Saturday, January 13, 2007

Next Quilt

Well, OK. I've got three quilt tops ready to quilt. Well, I need to get it all pinned into a quilt sandwich and stuff, but they're pieced. And, strictly speaking, the next quilt top in line should be the one for the monkey. Except I haven't figured out the pattern yet. I need to make some sketches and show them to him. The choices are rail fence or log cabin, basically.

I have these reproduction flour sacks or feed sacks or something - a charm pack I bought online. They remind me of a quilt my great grandma Lanning made for me when I was LaLa's age. The little squares are pretty bright. I don't know how but they're soft and bright at the same time. Putting them all just next to eachother was too much. But leaving a space between them wasn't really right either.

Here are some of the things that were "almost good"

more quilt thoughts

quilt thoughts

I also had trouble figuring out what the solid color should be. The squares are basically red, orange, green, blue, yellow, pink and purple. So I didn't want to pick any one of those colors. And white seemed too white. And chocolate and black weren't what I was looking for and khaki or cream seem dingy to me. I finally settled on grey, after reading about modern color combinations - they mentioned orange and grey, which I hadn't really thought of before but sounded interesting. [I have no idea who wrote it, I go link hopping sometimes.]

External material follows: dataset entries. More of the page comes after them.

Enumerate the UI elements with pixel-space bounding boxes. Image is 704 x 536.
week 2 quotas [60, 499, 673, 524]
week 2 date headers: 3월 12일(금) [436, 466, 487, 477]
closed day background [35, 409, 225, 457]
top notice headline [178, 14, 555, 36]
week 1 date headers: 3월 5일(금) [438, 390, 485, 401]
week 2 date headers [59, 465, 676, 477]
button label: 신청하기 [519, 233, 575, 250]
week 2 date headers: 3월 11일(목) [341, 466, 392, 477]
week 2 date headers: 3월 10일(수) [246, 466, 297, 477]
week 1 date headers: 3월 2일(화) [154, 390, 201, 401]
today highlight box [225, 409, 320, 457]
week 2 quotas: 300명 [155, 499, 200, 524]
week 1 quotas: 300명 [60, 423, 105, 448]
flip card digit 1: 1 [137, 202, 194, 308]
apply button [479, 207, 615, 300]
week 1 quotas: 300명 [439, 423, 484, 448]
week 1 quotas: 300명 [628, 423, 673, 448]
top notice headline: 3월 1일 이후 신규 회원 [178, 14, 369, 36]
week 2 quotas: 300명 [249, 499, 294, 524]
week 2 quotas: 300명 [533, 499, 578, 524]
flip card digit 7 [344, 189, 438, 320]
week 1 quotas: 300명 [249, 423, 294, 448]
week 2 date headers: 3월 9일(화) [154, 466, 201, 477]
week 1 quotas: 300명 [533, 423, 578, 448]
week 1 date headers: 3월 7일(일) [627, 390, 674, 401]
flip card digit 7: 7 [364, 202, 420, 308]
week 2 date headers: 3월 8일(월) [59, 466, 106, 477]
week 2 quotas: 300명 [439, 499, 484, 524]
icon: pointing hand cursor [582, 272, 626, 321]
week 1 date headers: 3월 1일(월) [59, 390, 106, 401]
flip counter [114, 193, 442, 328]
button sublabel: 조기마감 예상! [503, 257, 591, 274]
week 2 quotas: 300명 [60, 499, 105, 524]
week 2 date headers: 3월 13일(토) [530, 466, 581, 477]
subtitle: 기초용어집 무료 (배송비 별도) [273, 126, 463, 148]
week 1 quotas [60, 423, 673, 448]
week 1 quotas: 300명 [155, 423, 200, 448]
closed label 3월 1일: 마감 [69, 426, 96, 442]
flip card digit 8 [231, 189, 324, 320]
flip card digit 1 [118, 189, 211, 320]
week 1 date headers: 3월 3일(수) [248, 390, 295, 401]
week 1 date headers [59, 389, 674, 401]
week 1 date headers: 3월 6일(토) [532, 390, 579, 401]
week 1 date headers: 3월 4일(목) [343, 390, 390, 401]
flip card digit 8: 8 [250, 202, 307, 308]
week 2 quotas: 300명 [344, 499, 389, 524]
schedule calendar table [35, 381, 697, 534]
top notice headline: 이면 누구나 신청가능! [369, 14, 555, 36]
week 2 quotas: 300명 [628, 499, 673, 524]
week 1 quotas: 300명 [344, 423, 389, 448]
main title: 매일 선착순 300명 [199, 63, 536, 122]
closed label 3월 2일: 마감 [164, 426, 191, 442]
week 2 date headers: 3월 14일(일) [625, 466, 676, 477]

ETA: Ha! I think I found what I read before, and I may have extrapolated from the intended topic.

Also visited Darlene Zimmerman's site (she was featured in a recent magazine, and the quilt they showed was, again, almost what I was looking for) - and was struck by the "feedsack patches kit" [shopping page, about 1/2 way down]. That is it!

I got to the fabric store with about 10 minutes to spare and picked up gray Kona Cotton.

Here's my mockup:

IMG_5831

2 comments:

Cambria said...

I really like the gray. It's just boyish enough, and hopefully it won't look dirty the split second after he starts to use it!

Anonymous said...

I've always wanted to learn how to quilt... I like what you've done here.